2. Internet Searching


There are occasions in academic research where it also may be useful to search the world wide web for information. While we recommend that you go to your CIT Library or its website and use its print materials, online databases or e-books to access peer reviewed literature as a first step, many other sources of academic and other information are now also available through the web.

But if you do choose this option, why is it important to learn how to search the internet properly? Which Browser is best? What search engine will ensure good academic results? Can you improve your settings?

The internet is huge and your time is limited. So it is important to be able to search the internet effectively and efficiently. Otherwise you could be 'browsing' until the cows come home, or your deadline has passed. Is that a problem?

If you search Google with the term 'Management' you will get about 740,000,000 hits. That's about 739,999,990 more than you need and almost all of them will be worthless to you. But how do you know which 10 hits are the ones you need? Or should you use a better search term?

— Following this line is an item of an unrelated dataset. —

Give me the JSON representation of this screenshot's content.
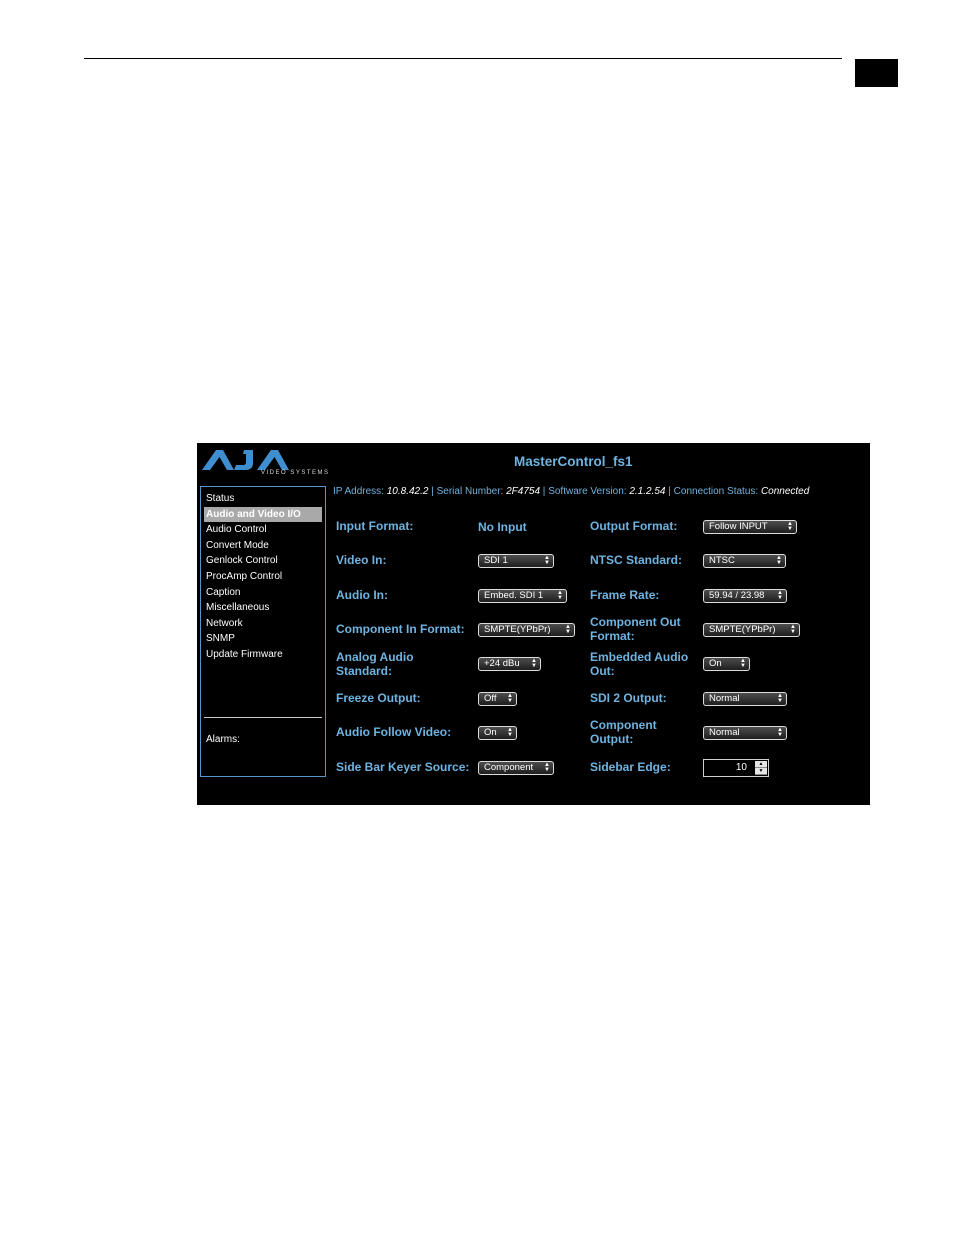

Also you won't want to miss out on any potentially useful information. You cannot browse through 740,000,000 items so you need to be more specific with your search term(s). But how?

In some subject areas, there may be bogus or incorrect information posted on the net. How will you know this? What are the 'giveaways' to point you to useless sources of information?

Some sites may be vital to you. How will you recognise them? Do you have to go into them first?

All these questions should be answered before you begin to utilise or spend your valuable time reading or downloading from the internet.